In both cases, these mission-critical forms of positive mental attitude show up as patterns of workplace behavior. It's easy to see them because they are so obvious and so very important. Ultimately, if you go about it in a methodical way, that fact also makes them surprisingly amenable to measurement.
We can define alignment as follows:
The reliable performance of duties necessary for the organization to meet the pre-determined expectations of its known stakeholders.
Most commonly, those expectations belong to customers. They may take the form of product quality, delivery and service requirements, production and sales quotas, and work processes. In return, customers show their approval or disapproval through consumer demand, repeat patronage, recommendations to friends, product returns, and, in the worst instances, defections to competitors or even boycotts.

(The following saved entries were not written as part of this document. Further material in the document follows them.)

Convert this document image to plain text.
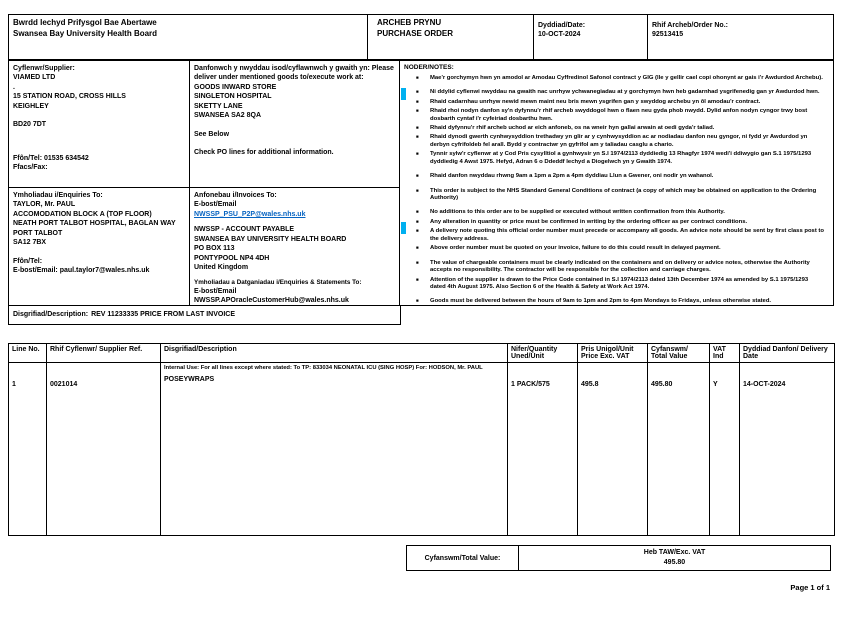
Bwrdd Iechyd Prifysgol Bae Abertawe
Swansea Bay University Health Board
ARCHEB PRYNU
PURCHASE ORDER
Dyddiad/Date:
10-OCT-2024
Rhif Archeb/Order No.:
92513415
Cyflenwr/Supplier:
VIAMED LTD
.
15 STATION ROAD, CROSS HILLS
KEIGHLEY
BD20 7DT
Ffôn/Tel: 01535 634542
Ffacs/Fax:
Danfonwch y nwyddau isod/cyflawnwch y gwaith yn: Please deliver under mentioned goods to/execute work at:
GOODS INWARD STORE
SINGLETON HOSPITAL
SKETTY LANE
SWANSEA SA2 8QA
See Below
Check PO lines for additional information.
Ymholiadau i/Enquiries To:
TAYLOR, Mr. PAUL
ACCOMODATION BLOCK A (TOP FLOOR)
NEATH PORT TALBOT HOSPITAL, BAGLAN WAY
PORT TALBOT
SA12 7BX
Ffôn/Tel:
E-bost/Email: paul.taylor7@wales.nhs.uk
Anfonebau i/Invoices To:
E-bost/Email
NWSSP_PSU_P2P@wales.nhs.uk
NWSSP - ACCOUNT PAYABLE
SWANSEA BAY UNIVERSITY HEALTH BOARD
PO BOX 113
PONTYPOOL NP4 4DH
United Kingdom
Ymholiadau a Datganiadau i/Enquiries & Statements To:
E-bost/Email
NWSSP.APOracleCustomerHub@wales.nhs.uk
Disgrifiad/Description: REV 11233335 PRICE FROM LAST INVOICE
NODER/NOTES:
■ Mae'r gorchymyn hwn yn amodol ar Amodau Cyffredinol Safonol contract y GIG (lle y gellir cael copi ohonynt ar gais i'r Awdurdod Archebu).
■ Ni ddylid cyflenwi nwyddau na gwaith nac unrhyw ychwanegiadau at y gorchymyn hwn heb gadarnhad ysgrifenedig gan yr Awdurdod hwn.
■ Rhaid cadarnhau unrhyw newid mewn maint neu bris mewn ysgrifen gan y swyddog archebu yn ôl amodau'r contract.
■ Rhaid rhoi nodyn danfon sy'n dyfynnu'r rhif archeb swyddogol hwn o flaen neu gyda phob nwydd. Dylid anfon nodyn cyngor trwy bost dosbarth cyntaf i'r cyfeiriad dosbarthu hwn.
■ Rhaid dyfynnu'r rhif archeb uchod ar eich anfoneb, os na wneir hyn gallai arwain at oedi gyda'r taliad.
■ Rhaid dynodi gwerth cynhwysyddion trethadwy yn glir ar y cynhwysyddion ac ar nodiadau danfon neu gyngor, ni fydd yr Awdurdod yn derbyn cyfrifoldeb fel arall. Bydd y contractwr yn gyfrifol am y taliadau casglu a chario.
■ Tynnir sylw'r cyflenwr at y Cod Pris cysylltiol a gynhwysir yn S.I 1974/2113 dyddiedig 13 Rhagfyr 1974 wedi'i ddiwygio gan S.1 1975/1293 dyddiedig 4 Awst 1975. Hefyd, Adran 6 o Ddeddf Iechyd a Diogelwch yn y Gwaith 1974.
■ Rhaid danfon nwyddau rhwng 9am a 1pm a 2pm a 4pm dyddiau Llun a Gwener, oni nodir yn wahanol.
■ This order is subject to the NHS Standard General Conditions of contract (a copy of which may be obtained on application to the Ordering Authority)
■ No additions to this order are to be supplied or executed without written confirmation from this Authority.
■ Any alteration in quantity or price must be confirmed in writing by the ordering officer as per contract conditions.
■ A delivery note quoting this official order number must precede or accompany all goods. An advice note should be sent by first class post to the delivery address.
■ Above order number must be quoted on your invoice, failure to do this could result in delayed payment.
■ The value of chargeable containers must be clearly indicated on the containers and on delivery or advice notes, otherwise the Authority accepts no responsibility. The contractor will be responsible for the collection and carriage charges.
■ Attention of the supplier is drawn to the Price Code contained in S.I 1974/2113 dated 13th December 1974 as amended by S.1 1975/1293 dated 4th August 1975. Also Section 6 of the Health & Safety at Work Act 1974.
■ Goods must be delivered between the hours of 9am to 1pm and 2pm to 4pm Mondays to Fridays, unless otherwise stated.
Line No.	Rhif Cyflenwr/ Supplier Ref.	Disgrifiad/Description	Nifer/Quantity Uned/Unit	Pris Unigol/Unit Price Exc. VAT	Cyfanswm/ Total Value	VAT Ind	Dyddiad Danfon/ Delivery Date

1	0021014	Internal Use: For all lines except where stated: To TP: 833034 NEONATAL ICU (SING HOSP) For: HODSON, Mr. PAUL
POSEYWRAPS	1 PACK/575	495.8	495.80	Y	14-OCT-2024
Cyfanswm/Total Value:
Heb TAW/Exc. VAT
495.80
Page 1 of 1
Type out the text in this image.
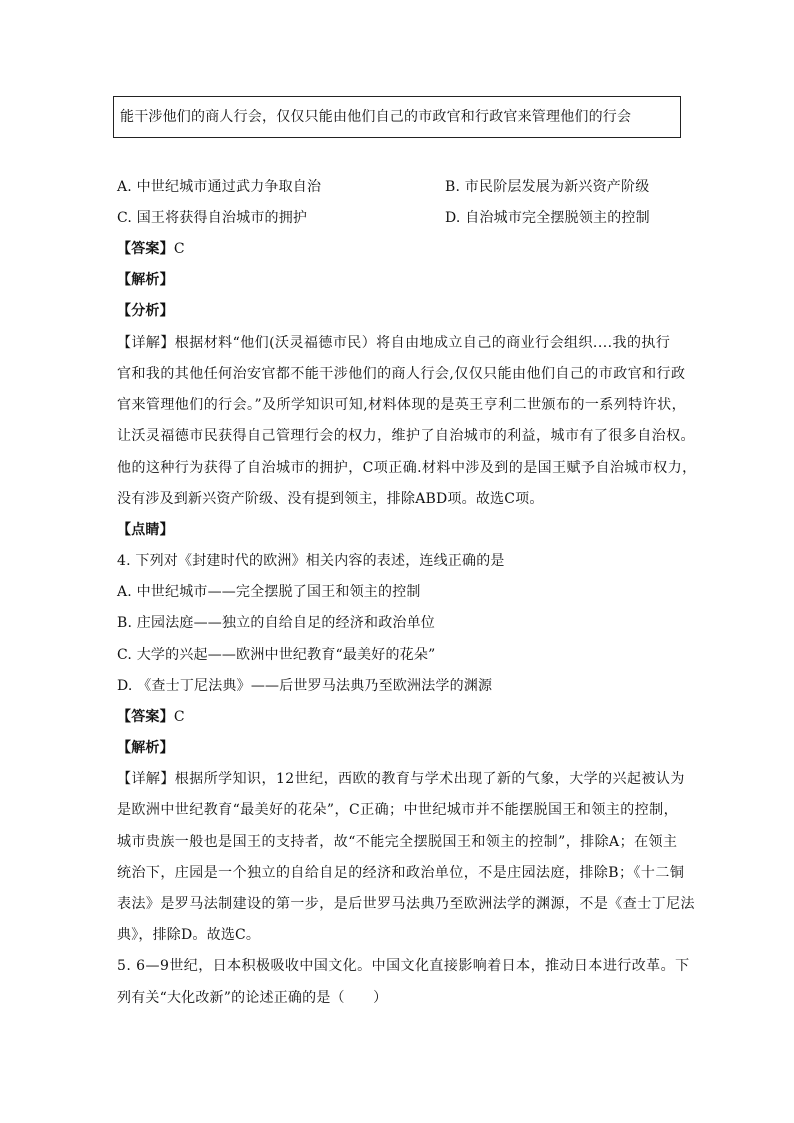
能干涉他们的商人行会，仅仅只能由他们自己的市政官和行政官来管理他们的行会
A. 中世纪城市通过武力争取自治	B. 市民阶层发展为新兴资产阶级
C. 国王将获得自治城市的拥护	D. 自治城市完全摆脱领主的控制
【答案】C
【解析】
【分析】
【详解】根据材料“他们(沃灵福德市民）将自由地成立自己的商业行会组织....我的执行
官和我的其他任何治安官都不能干涉他们的商人行会,仅仅只能由他们自己的市政官和行政
官来管理他们的行会。”及所学知识可知,材料体现的是英王亨利二世颁布的一系列特许状，
让沃灵福德市民获得自己管理行会的权力，维护了自治城市的利益，城市有了很多自治权。
他的这种行为获得了自治城市的拥护，C项正确.材料中涉及到的是国王赋予自治城市权力，
没有涉及到新兴资产阶级、没有提到领主，排除ABD项。故选C项。
【点睛】
4. 下列对《封建时代的欧洲》相关内容的表述，连线正确的是
A. 中世纪城市——完全摆脱了国王和领主的控制
B. 庄园法庭——独立的自给自足的经济和政治单位
C. 大学的兴起——欧洲中世纪教育“最美好的花朵”
D. 《查士丁尼法典》——后世罗马法典乃至欧洲法学的渊源
【答案】C
【解析】
【详解】根据所学知识，12世纪，西欧的教育与学术出现了新的气象，大学的兴起被认为
是欧洲中世纪教育“最美好的花朵”，C正确；中世纪城市并不能摆脱国王和领主的控制，
城市贵族一般也是国王的支持者，故“不能完全摆脱国王和领主的控制”，排除A；在领主
统治下，庄园是一个独立的自给自足的经济和政治单位，不是庄园法庭，排除B；《十二铜
表法》是罗马法制建设的第一步，是后世罗马法典乃至欧洲法学的渊源，不是《查士丁尼法
典》，排除D。故选C。
5. 6—9世纪，日本积极吸收中国文化。中国文化直接影响着日本，推动日本进行改革。下
列有关“大化改新”的论述正确的是（　　）
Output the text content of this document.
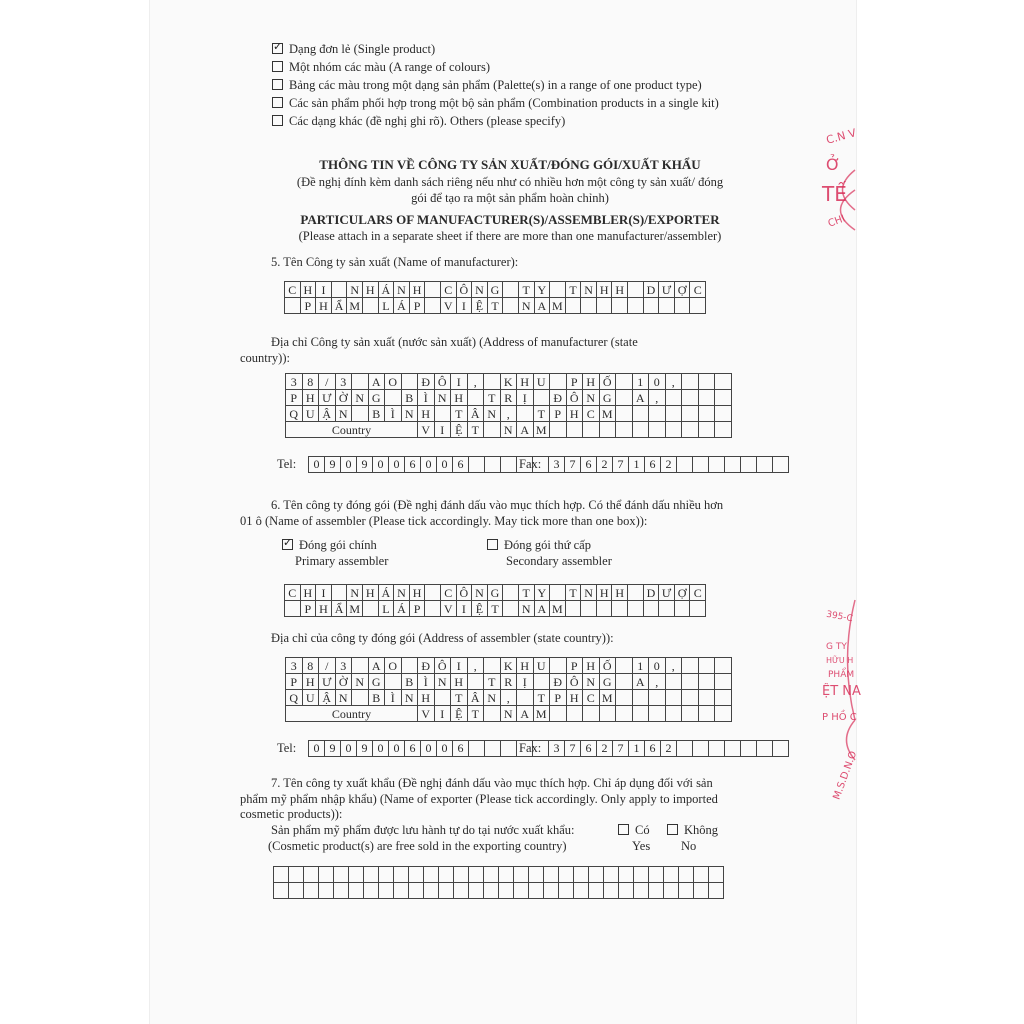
✓Dạng đơn lẻ (Single product)
Một nhóm các màu (A range of colours)
Bảng các màu trong một dạng sản phẩm (Palette(s) in a range of one product type)
Các sản phẩm phối hợp trong một bộ sản phẩm (Combination products in a single kit)
Các dạng khác (đề nghị ghi rõ). Others (please specify)
THÔNG TIN VỀ CÔNG TY SẢN XUẤT/ĐÓNG GÓI/XUẤT KHẨU
(Đề nghị đính kèm danh sách riêng nếu như có nhiều hơn một công ty sản xuất/ đóng
gói để tạo ra một sản phẩm hoàn chỉnh)
PARTICULARS OF MANUFACTURER(S)/ASSEMBLER(S)/EXPORTER
(Please attach in a separate sheet if there are more than one manufacturer/assembler)
5. Tên Công ty sản xuất (Name of manufacturer):
C	H	I		N	H	Á	N	H		C	Ô	N	G		T	Y		T	N	H	H		D	Ư	Ợ	C
	P	H	Ẩ	M		L	Á	P		V	I	Ệ	T		N	A	M									
Địa chỉ Công ty sản xuất (nước sản xuất) (Address of manufacturer (state
country)):
3	8	/	3		A	O		Đ	Ô	I	,		K	H	U		P	H	Ố		1	0	,			
P	H	Ư	Ờ	N	G		B	Ì	N	H		T	R	Ị		Đ	Ô	N	G		A	,				
Q	U	Ậ	N		B	Ì	N	H		T	Â	N	,		T	P	H	C	M							
Country								V	I	Ệ	T		N	A	M											
Tel:	0 9 0 9 0 0 6 0 0 6	Fax:	3 7 6 2 7 1 6 2
6. Tên công ty đóng gói (Đề nghị đánh dấu vào mục thích hợp. Có thể đánh dấu nhiều hơn
01 ô (Name of assembler (Please tick accordingly. May tick more than one box)):
✓Đóng gói chính
Primary assembler
Đóng gói thứ cấp
Secondary assembler
C	H	I		N	H	Á	N	H		C	Ô	N	G		T	Y		T	N	H	H		D	Ư	Ợ	C
	P	H	Ẩ	M		L	Á	P		V	I	Ệ	T		N	A	M									
Địa chỉ của công ty đóng gói (Address of assembler (state country)):
3	8	/	3		A	O		Đ	Ô	I	,		K	H	U		P	H	Ố		1	0	,			
P	H	Ư	Ờ	N	G		B	Ì	N	H		T	R	Ị		Đ	Ô	N	G		A	,				
Q	U	Ậ	N		B	Ì	N	H		T	Â	N	,		T	P	H	C	M							
Country								V	I	Ệ	T		N	A	M											
Tel:	0 9 0 9 0 0 6 0 0 6	Fax:	3 7 6 2 7 1 6 2
7. Tên công ty xuất khẩu (Đề nghị đánh dấu vào mục thích hợp. Chỉ áp dụng đối với sản
phẩm mỹ phẩm nhập khẩu) (Name of exporter (Please tick accordingly. Only apply to imported
cosmetic products)):
Sản phẩm mỹ phẩm được lưu hành tự do tại nước xuất khẩu:
(Cosmetic product(s) are free sold in the exporting country)
Có
Yes
Không
No

C.N V
Ở
TẾ
CHI
395-C
G TY
HỮU H
PHẨM
ỆT NA
P HỒ C
M.S.D.N.O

More broadly, expectations also belong to other stakeholders such as investors, employees, strategic partners, consultants, labor unions, government regulators (such as the SEC, EPA, IRS, and OSHA here in the United States), state and municipal inspectors, vendors and suppliers, NGOs, courts, the news media, landlords, and society at large, whose expectations take the form of laws, cultural norms, and nowadays even trending social media.
Collectively all these expectations are important because they enable us to stay in business. We make various agreements and commitments, or they are made for us and imposed on us, and we must follow through on them. Fulfilling those agreements and commitments is the business of alignment. That's why it is an absolutely-must-have.
Finally, we turn our attention to engagement, which we can define as follows:
A culture of discretionary, positive, extra effort—focus, curiosity, passion, and courage—that employees bring to their work in support and service to the organization, its purpose, and its stakeholders.
If alignment is what enables you to stay in business, engagement is what enables you to grow your business. Think of alignment as the work of today, and engagement as the work of tomorrow. No engagement, no tomorrow. That's why it is an absolutely-must-have.
But the thing is: engagement is fundamentally discretionary. In other words it's entirely up to employees as to whether they will engage. Though an absolutely-must-have, engagement always remains optional to employees, which is why it is so rare and so vital.
Employees who consistently show engagement often climb the ladder of success, but the opposite isn't necessarily true. People who don't show engagement, far from being dismissed, usually manage somehow to retain their jobs, at least until the next downsizing. Even then, cutbacks often seem to target certain units or skill sets or salary bands or demographic cohorts more than engagement profiles.
(Incidentally, another problem with engagement surveys also has to do with the common fact of downsizing. Many such surveys foolishly use first-person questions. Savvy employees are naturally tempted to say they are more engaged than they truly are, if only to avoid being seen as problem children. The supposed anonymity of surveys doesn't help, because employees assume their surveys are identifiable through computer coding or demographic data.)
Finally, you'll also notice four key words in our definition of engagement: focus, curiosity, passion, and courage. We'll address them each in upcoming newsletters.